Beardmore v Lancashire County Council (2019)

Medical agency fees are often contentious items during cost litigation and we now have a new case on the block, Beardmore v Lancashire County Council (2019). This is not a binding authority as it was a first instance appeal decision given by a Circuit Judge (His Honour Judge Wood QC), nonetheless it is guidance to the practitioners out there.

This case was a Public Liability claim which settled for £3,500.00, as such the ‘new’ Fixed Recoverable Costs regime engulfs this matter. The applicable rule regarding the disbursements being CPR 45.29I. The Claimant was seeking costs of obtaining hospital records and general practitioner records of £50.00 and £10.00 plus the £30.00 agency fee, with VAT being added, namely fees of £96.00 and £48.00.

The Defendants refused to pay the agency element of these fees, the issue being that by using the medical agency to obtain the medical records the Claimant Solicitors could avoid some work required on a Fixed Recoverable Costs claim by a third party undertaking the task.

However, it is interesting to note that under CPR 45.29I (2A) (c), the CPR allows for £30.00 to be charged for obtaining medical records in addition to the direct cost for the medical records. However, this provision of the rules applies directly to soft tissue injury claims started under the RTA Protocol.

Within the Judgement of HHJ Wood QC, it confirmed that although there was a mini back catalogue of case law on recoverability of medical agency fees so to speak, there was no case law or authority which discussed this case and that the matter was progressing into “virgin territory”.

HHJ Wood QC came to a decision that the fees of the medical agency, were recoverable

“it seems to me that I should decide as a matter of principle whether the judge was wrong in law to regard herself as restricted by the wording of CPR 45.29I subparagraphs (2) (a) and (2A) to disallow an element in the disbursements for the agency costs.

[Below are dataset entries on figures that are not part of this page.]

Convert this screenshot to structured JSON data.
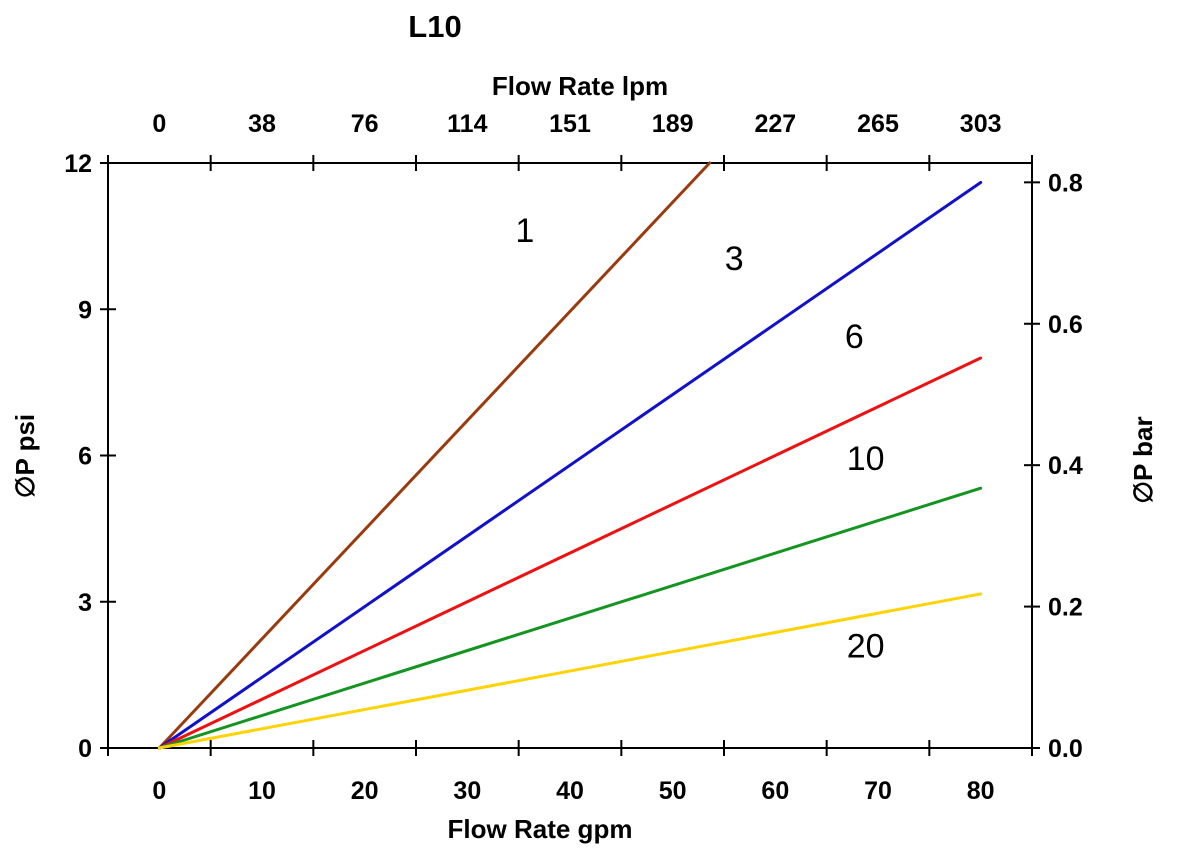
{
  "chart_data": {
    "type": "line",
    "title": "L10",
    "x_top": {
      "label": "Flow Rate lpm",
      "tick_labels": [
        "0",
        "38",
        "76",
        "114",
        "151",
        "189",
        "227",
        "265",
        "303"
      ]
    },
    "x_bottom": {
      "label": "Flow Rate gpm",
      "tick_labels": [
        "0",
        "10",
        "20",
        "30",
        "40",
        "50",
        "60",
        "70",
        "80"
      ],
      "range_gpm": [
        -5,
        85
      ],
      "boundary_ticks_gpm": [
        -5,
        5,
        15,
        25,
        35,
        45,
        55,
        65,
        75,
        85
      ]
    },
    "y_left": {
      "label": "∅P psi",
      "ticks": [
        0,
        3,
        6,
        9,
        12
      ],
      "range": [
        0,
        12
      ]
    },
    "y_right": {
      "label": "∅P bar",
      "ticks": [
        "0.0",
        "0.2",
        "0.4",
        "0.6",
        "0.8"
      ],
      "psi_per_bar": 14.5038
    },
    "grid": false,
    "legend": "inline-labels",
    "series": [
      {
        "name": "1",
        "color": "#9B3A0D",
        "points_gpm_psi": [
          [
            0,
            0
          ],
          [
            53.6,
            12.0
          ]
        ],
        "label_pos_gpm_psi": [
          35.6,
          10.63
        ]
      },
      {
        "name": "3",
        "color": "#1111CC",
        "points_gpm_psi": [
          [
            0,
            0
          ],
          [
            80,
            11.6
          ]
        ],
        "label_pos_gpm_psi": [
          56.0,
          10.05
        ]
      },
      {
        "name": "6",
        "color": "#EE1111",
        "points_gpm_psi": [
          [
            0,
            0
          ],
          [
            80,
            8.0
          ]
        ],
        "label_pos_gpm_psi": [
          67.7,
          8.45
        ]
      },
      {
        "name": "10",
        "color": "#149421",
        "points_gpm_psi": [
          [
            0,
            0
          ],
          [
            80,
            5.33
          ]
        ],
        "label_pos_gpm_psi": [
          68.8,
          5.95
        ]
      },
      {
        "name": "20",
        "color": "#FFD306",
        "points_gpm_psi": [
          [
            0,
            0
          ],
          [
            80,
            3.16
          ]
        ],
        "label_pos_gpm_psi": [
          68.8,
          2.1
        ]
      }
    ]
  }
}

If I do come to that conclusion, clearly she has unlawfully fettered her discretion in making the assessment as to the reasonable and proportionate amount which should be allowed, and I can substitute my own decision on an appropriate assessment.”

 “My conclusion, in the circumstances, is that CPR 45.29I (2) allows for the recovery of a medical agency fee in this public liability case as a disbursement, and it is not excluded by the specific reference to the maximum recovery for the medical agency fee in RTA claims”

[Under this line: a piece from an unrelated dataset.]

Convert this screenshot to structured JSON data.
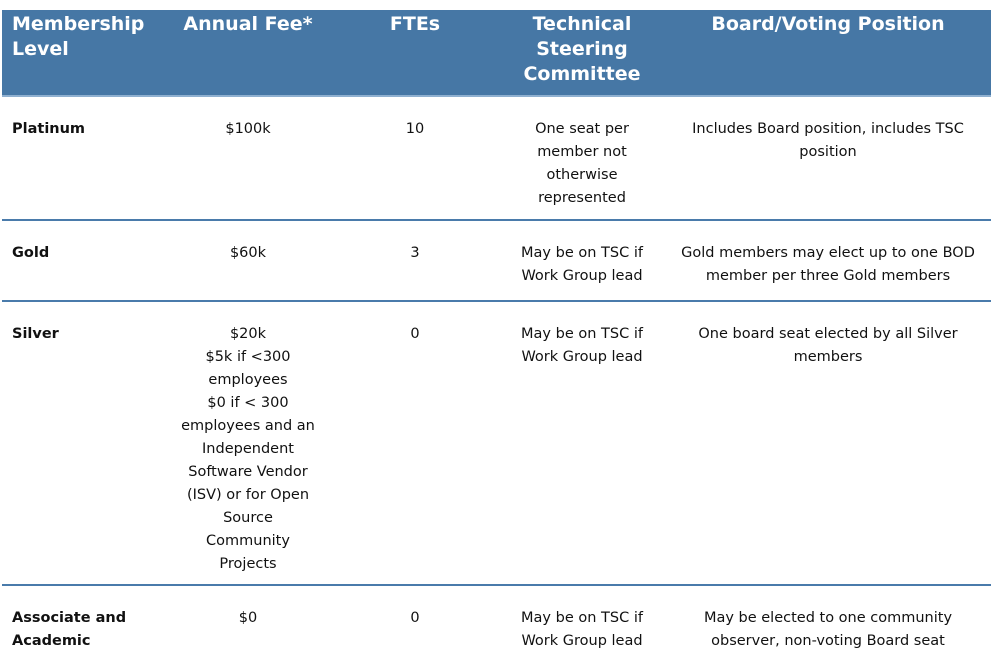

“the appropriate measure for the disbursement recovery is the reasonable and proportionate cost of obtaining the medical records. In this respect, the learned district judge misdirected herself and should have carried out this exercise by reference to the fee claimed. What would be a reasonable and proportionate disbursement?”

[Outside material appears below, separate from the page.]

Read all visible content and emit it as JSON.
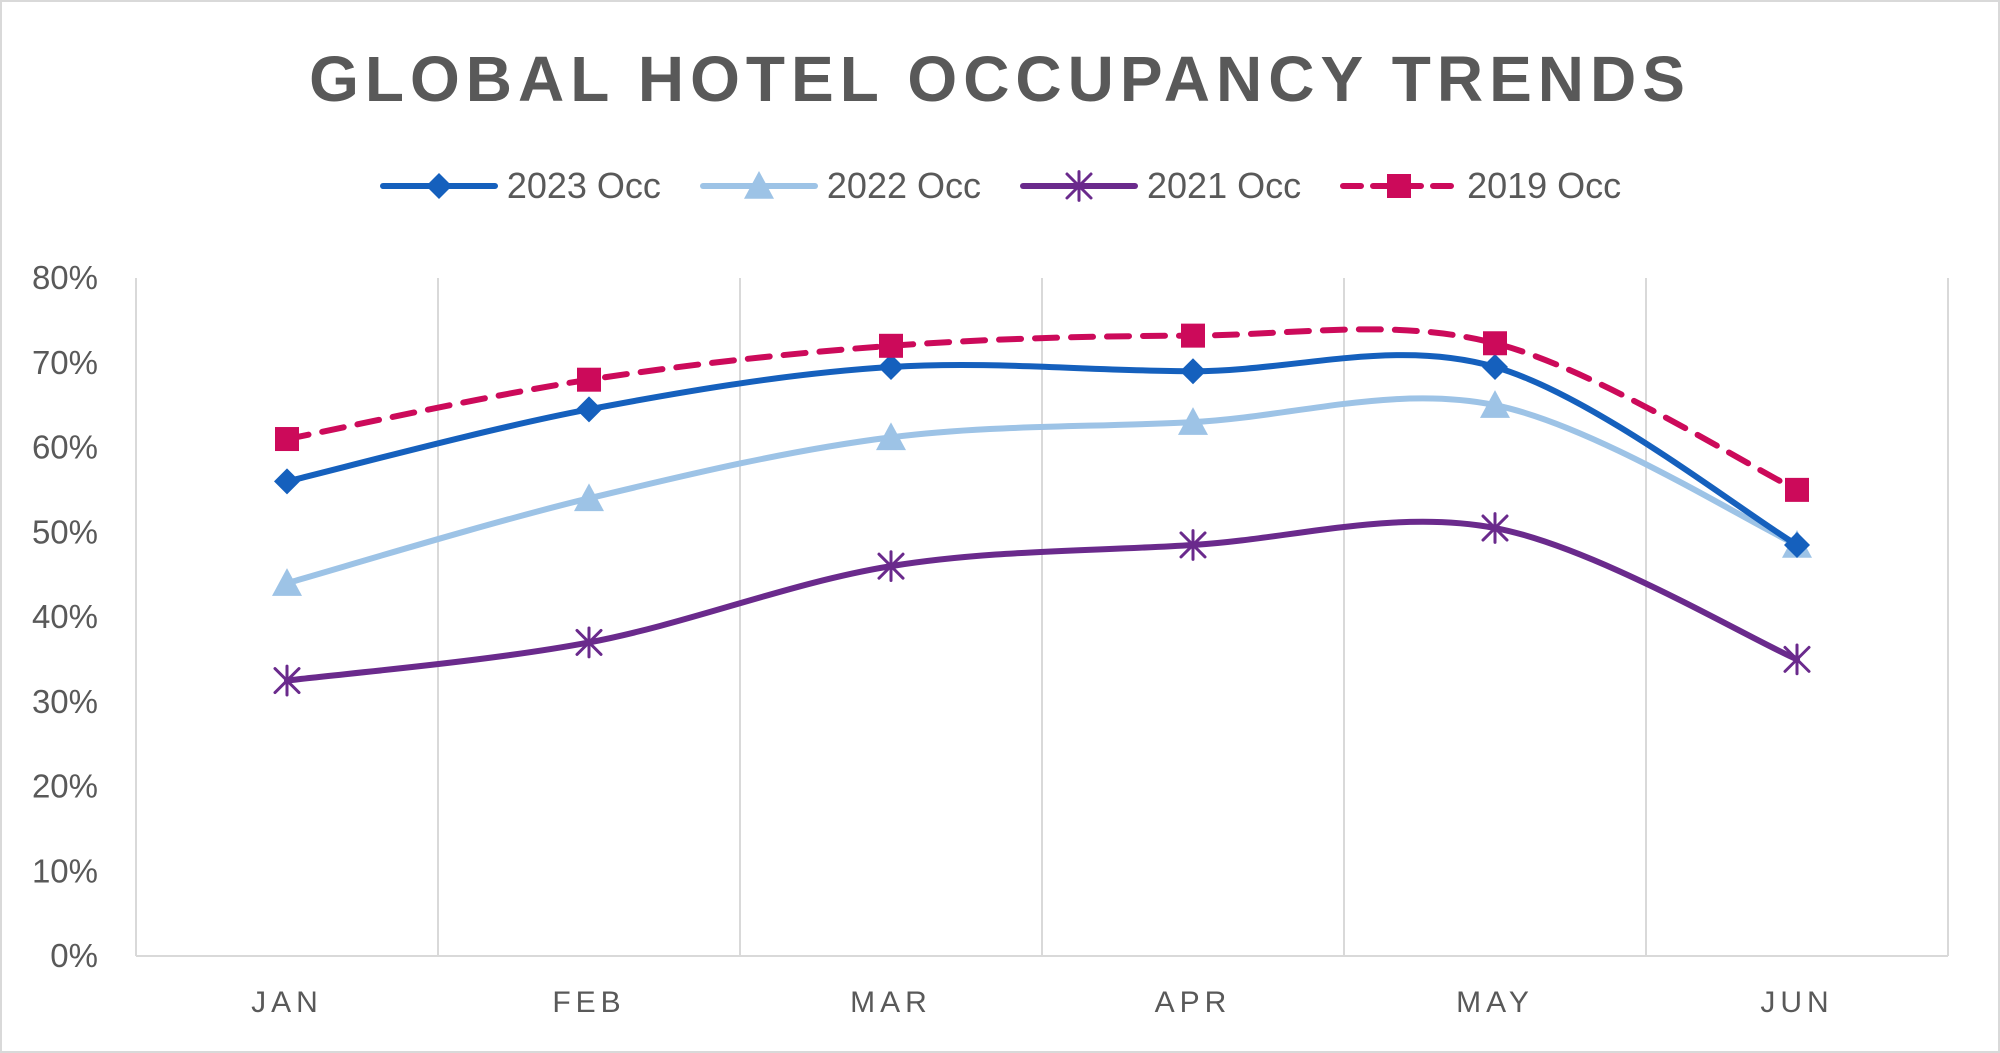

HHJ Wood QC also made an interesting point regarding policy, and he put on the record “However, if as a matter of policy the rule makers believe that it is appropriate to make the fixed costs regime more restrictive and to exclude agency fee recovery then a simple rule change can be introduced”, as such it will be interesting to see whether the Civil Procedural Rule Committee review this issue in their coming meeting, my guess would be that they do not.

In my view and that of MRN, this is a sensible decision which no doubt will be well received by Claimant Personal Injury practitioners especially with the already restrictive Fixed Recoverable Costs and the plans in the pipeline to expand the concept of Fixed Costs to higher value matters and further types of claims.